Bungling cinematographers

Zak Hardy, 18, and Terrill Stoltz, 41, were arrested recently in separate incidents and charged with photographing women in bathrooms without their permission. Hardy, caught in a public restroom in June in Exeter, England, pointing his phone from one stall to another, explained that he was just trying to see whether his phone was waterproof. Stoltz professed his innocence, as well, claiming the camera he set up in his ex-girlfriend’s bathroom in Billings, Montana, was solely to have a photographic record of him when he cleaned his chickens in the bathtub.

 

The new normal

An Oceanside, California, couple was surprised in November to discover that buying a purebred bichon frise on credit meant they were only leasing the dog for 27 months and would have to make a 28th payment to actually “own” Tresor. Furthermore, the lease, under a “repo” threat, required “daily exercise,” “regular bathing and grooming” and “immediate” disposal of Tresor’s “waste.”

 

First-World Problems

NBC’s “Today” show reported in December the “heartbreak” parents are feeling when they learn that the supposedly unique name (“wonderful, distinctive, rarely heard”) they had given their infant in the last year or two (e.g., “Mason,” “Liam,” “Lily”) actually appeared on BabyCenter’s annual list of most popular names of 2014 (6th, 3rd and 8th, respectively). (2) After hearing tenants’ complaints, the New York City Council is now considering a regulation requiring landlords to post notices if a common area or amenity is unusable for 24 hours or more — which applies of course to elevators and laundry rooms, but would also extend to any air hockey or foosball facilities in the building.

 

Perspective

Although elephants, rhesus monkeys, cobras, cows and water buffalos are regarded as sacred by many of India’s Hindus, the animals most certainly do not live idyllic lives, according to a November BBC News dispatch.

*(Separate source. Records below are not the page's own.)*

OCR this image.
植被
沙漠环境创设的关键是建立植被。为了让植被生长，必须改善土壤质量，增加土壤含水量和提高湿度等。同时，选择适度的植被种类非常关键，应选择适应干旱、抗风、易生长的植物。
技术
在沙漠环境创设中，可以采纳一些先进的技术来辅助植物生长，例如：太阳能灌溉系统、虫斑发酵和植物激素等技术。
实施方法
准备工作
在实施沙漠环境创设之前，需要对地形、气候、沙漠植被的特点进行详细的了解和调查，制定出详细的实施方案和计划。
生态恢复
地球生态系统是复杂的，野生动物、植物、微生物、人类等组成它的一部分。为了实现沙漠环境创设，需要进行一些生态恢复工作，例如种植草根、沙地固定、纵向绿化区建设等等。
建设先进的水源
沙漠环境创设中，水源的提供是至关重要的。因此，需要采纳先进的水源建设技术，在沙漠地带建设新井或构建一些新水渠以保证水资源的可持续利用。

As “growing populations are swallowing up habitat,” the divine symbols are forced to the cities, where they must dodge traffic, forage garbage for food, and endanger themselves encountering people less certain of their holiness (such as in the November report of the cobra harassing customers at an ATM in Delhi). As representatives of Lord Ganesha, elephants live well only during religious festivals, but otherwise must navigate asphalt and potholes that tear up their hooves. In another November incident, some Hindu leaders protested a drive to kill rats that had infested the Maharaja Yeshwantrao hospital in Indore — because Ganesha was depicted riding a mouse.

A News of the Weird classic (February 2011)

The ear has a “G-spot,” explained Santa Clara, California, ear, nose and throat surgeon Todd Dray, and thus the moans of ecstasy that Vietnamese “ear pickers” reportedly elicit from their clients might well be justified. A San Jose Mercury News reporter, dispatched to Ho Chi Minh City in January (2011) to check it out, learned that barbershop technicians could sometimes coax “eargasms” (as they removed wax) by tickling a certain spot next to the eardrum served by multiple nerve endings and tissue paper-thin skin. Said one female client, “Everybody is afraid the first time, but after, it’s, ‘Oh my God!'” Said one Vietnamese man, returning home after a trip abroad, and who went immediately from the airport to a “hot toc” parlor for a picking, “(This) brings a lot of happiness.”